Failover delay and failback delay

Global Traffic Management properties with liveness tests contain settings for failover delay and failback delay. These settings work together to allow you to switch the traffic between your primary and secondary data centers.

Consider this example: the GTM domain example.com.akadns.net has a property named property1, with a primary data center DC1.example.com and a secondary data center DC2.example.com.

As the primary data center, DC1.example.com is expected to be available at any time. If for some reason DC1 goes down, end users will receive error messages. You can resolve the errors by moving traffic from DC1 to another data center. If you are not using GTM, it might take an IT team at least 30 minutes to move the traffic from DC1. GTM can quickly move your traffic from DC1 to another data center based on your property's failover and failback settings.

In this example, the failover delay and failback delay settings are both 300s (5 minutes) for property1. If you enabled liveness tests, GTM detects the failure as soon as liveness tests start failing for DC1. GTM does an internal calculation of scores returned by the liveness test, and depending on these scores, GTM determines a cut-off score. If the aggregated score of liveness tests from all the liveness testing agents extends beyond this cut-off value, DC1 will be marked as down.

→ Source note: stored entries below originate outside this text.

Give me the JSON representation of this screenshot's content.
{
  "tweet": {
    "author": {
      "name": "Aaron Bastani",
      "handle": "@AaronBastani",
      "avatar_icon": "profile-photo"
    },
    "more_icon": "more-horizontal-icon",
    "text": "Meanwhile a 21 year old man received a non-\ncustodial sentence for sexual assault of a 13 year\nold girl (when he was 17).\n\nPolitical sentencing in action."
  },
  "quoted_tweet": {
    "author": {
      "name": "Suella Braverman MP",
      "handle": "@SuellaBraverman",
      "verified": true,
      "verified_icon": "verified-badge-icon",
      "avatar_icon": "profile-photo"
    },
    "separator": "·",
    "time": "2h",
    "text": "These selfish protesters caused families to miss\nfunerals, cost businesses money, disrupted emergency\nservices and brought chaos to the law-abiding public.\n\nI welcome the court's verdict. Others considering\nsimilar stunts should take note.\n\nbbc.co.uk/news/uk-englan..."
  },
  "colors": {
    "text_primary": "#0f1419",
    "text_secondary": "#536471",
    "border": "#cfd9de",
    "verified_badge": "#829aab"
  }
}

Because the failover delay in the example is set to 5 minutes, GTM will not mark DC1 as down immediately upon detecting this failure. Instead GTM schedules a time (a 5-minute failover delay time) in the future to mark DC1 as down. After 5 minutes, GTM evaluates the score once again to see whether the situation has changed. If the score remains unchanged, DC1 is marked as down and all the traffic is moved to DC2.

Failback delay works in a similar manner but in reverse, as the traffic is now on DC2. For example, let's say DC1 went down because of a power outage. You switched to backup power and manually checked that DC1 is functioning again. When DC1's liveness test starts returning successful responses, the liveness score improves and falls below the cut-off score. The moment the liveness test falls below the cut-off score, GTM schedules a time (5 minutes in the future) to mark DC1 as up. After 5 minutes, GTM verifies whether or not the situation is sustained. If it is sustained, DC1 is marked as up and all traffic reverts to DC1.

Failover delay and failback delay both default to zero seconds. You can adjust them as desired to meet your needs.
Note: If liveness tests are failing for both data centers, the traffic remains on the primary data center even if it is down.